Aside from the twin deficits, the Philippines’ GDP growth could slow down this year as investment and government spending could disappoint. Both have been consistently growing faster than the GDP since 2015 and now account for a combined 36 percent of GDP.
Note that average bank lending rates have gone up substantially to 6.64 percent in November 2018 from 5.78 percent in December 2017. Higher bank lending rates could discourage some businesses from pushing through with their investment plans.

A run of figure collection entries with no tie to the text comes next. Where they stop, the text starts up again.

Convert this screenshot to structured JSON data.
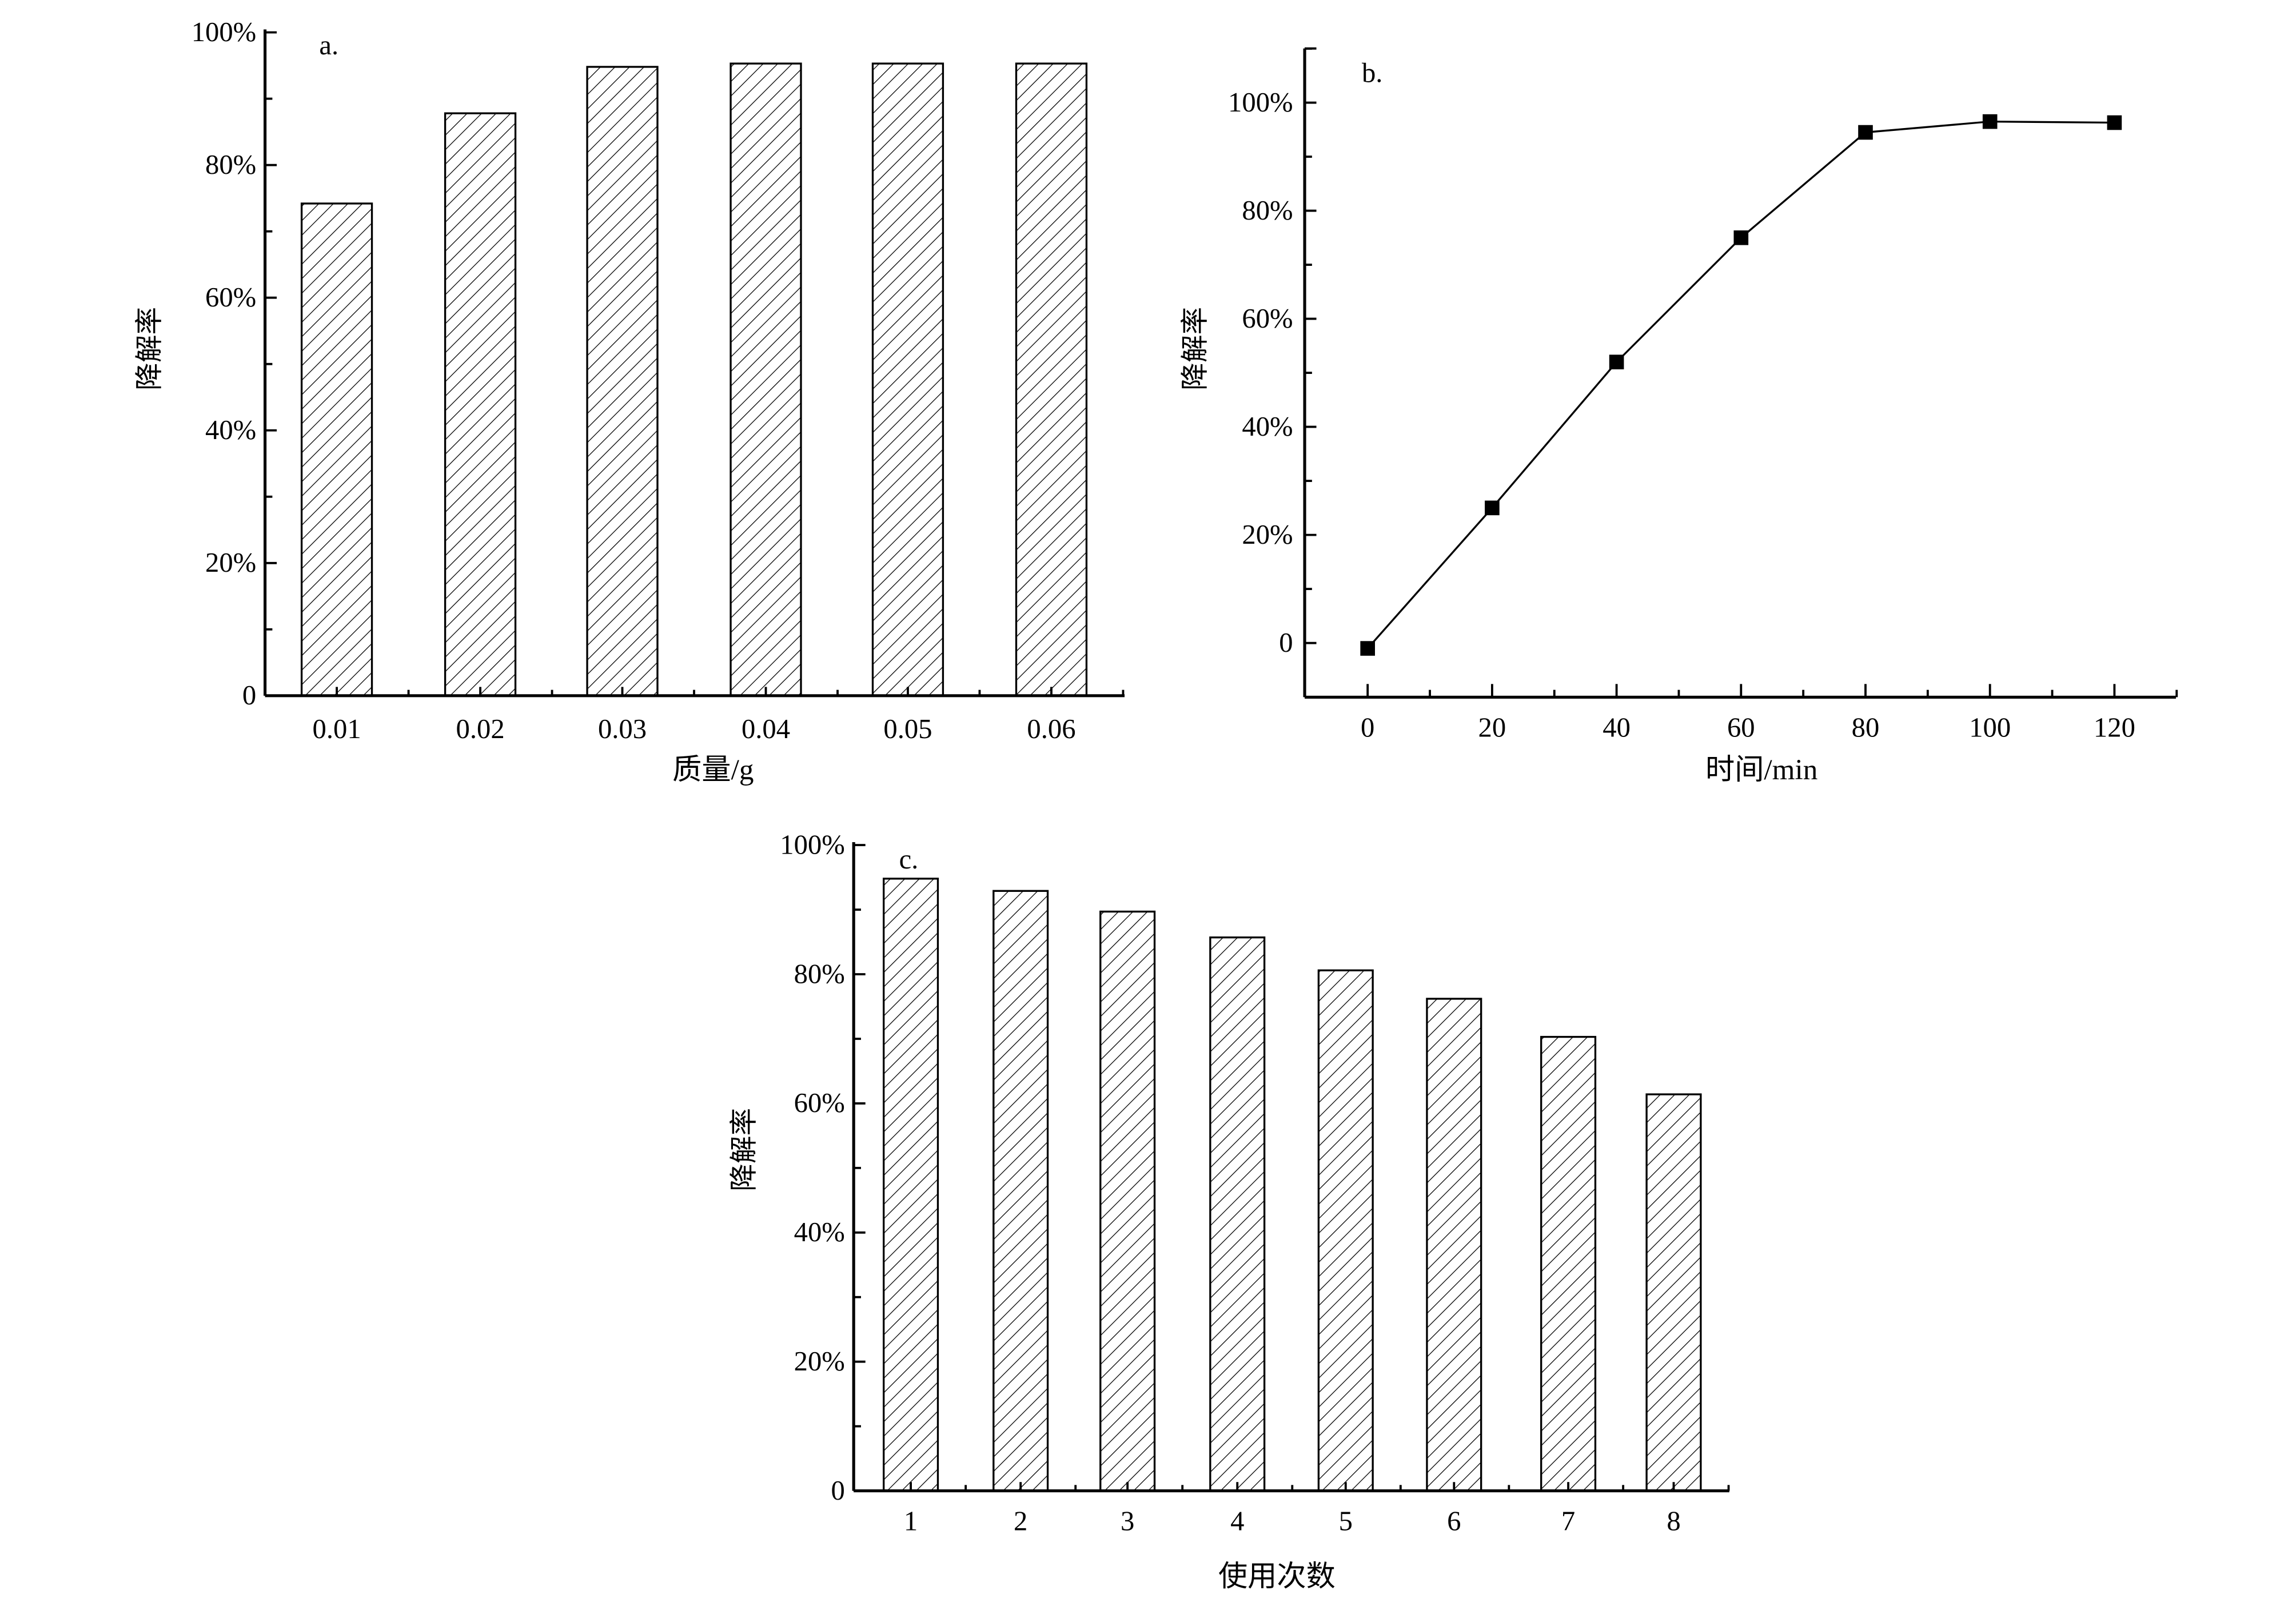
{
  "chart_data": [
    {
      "type": "bar",
      "panel_label": "a.",
      "xlabel": "质量/g",
      "ylabel": "降解率",
      "categories": [
        "0.01",
        "0.02",
        "0.03",
        "0.04",
        "0.05",
        "0.06"
      ],
      "values": [
        74.2,
        87.8,
        94.8,
        95.3,
        95.3,
        95.3
      ],
      "ylim": [
        0,
        100
      ],
      "yticks": [
        "0",
        "20%",
        "40%",
        "60%",
        "80%",
        "100%"
      ],
      "fill": "diagonal-hatch",
      "grid": false
    },
    {
      "type": "line",
      "panel_label": "b.",
      "xlabel": "时间/min",
      "ylabel": "降解率",
      "x": [
        0,
        20,
        40,
        60,
        80,
        100,
        120
      ],
      "y": [
        -1,
        25,
        52,
        75,
        94.5,
        96.5,
        96.3
      ],
      "xlim": [
        -10,
        130
      ],
      "ylim": [
        -10,
        110
      ],
      "xticks": [
        "0",
        "20",
        "40",
        "60",
        "80",
        "100",
        "120"
      ],
      "yticks": [
        "0",
        "20%",
        "40%",
        "60%",
        "80%",
        "100%"
      ],
      "marker": "square",
      "grid": false
    },
    {
      "type": "bar",
      "panel_label": "c.",
      "xlabel": "使用次数",
      "ylabel": "降解率",
      "categories": [
        "1",
        "2",
        "3",
        "4",
        "5",
        "6",
        "7",
        "8"
      ],
      "values": [
        94.8,
        92.9,
        89.7,
        85.7,
        80.6,
        76.2,
        70.3,
        61.4
      ],
      "ylim": [
        0,
        100
      ],
      "yticks": [
        "0",
        "20%",
        "40%",
        "60%",
        "80%",
        "100%"
      ],
      "fill": "diagonal-hatch",
      "grid": false
    }
  ]
}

Although the interest rate of the 10-year bond has gone down to 6.5 percent from a peak of 8.3 percent last year after inflation showed signs of peaking in the fourth quarter, we don’t expect it to return to its 2017 level of around 4.5-5 percent. Aside from the government’s twin deficits, banks are now less liquid, with around 77 percent of total deposits already lent out to the public.
Meanwhile, the 2019 budget is only expected to be passed by the second week of February at the earliest. Delays in the passage of the 2019 budget will most likely hurt government spending growth as it operates on a reenacted 2018 budget. This will cause delays in the roll-out of new projects. The election ban makes matters worse as the release of public funds is suspended beginning Jan. 13 up to June 12.
Finally, slower global economic growth will have some impact on the Philippines through slower exports and potentially flat OFW remittances. Although remittances were resilient during the global financial crisis, it might be less resilient this time around as the base is much higher at P28 billion currently from around P15 billion some 10 years ago.
Given the said factors, it would be difficult this year for the PSEi to rally all the way back to its previous high of 9,100. At the said level, the PSEi would be trading at 18.9X (price-earnings ratio) P/E, which is the upper end of its five-year historical average P/E.
To return to 9,100, interest rates will need to go down or corporate profits will have to surprise in a positive way. The likelihood of either one happening this year is not very good in my opinion.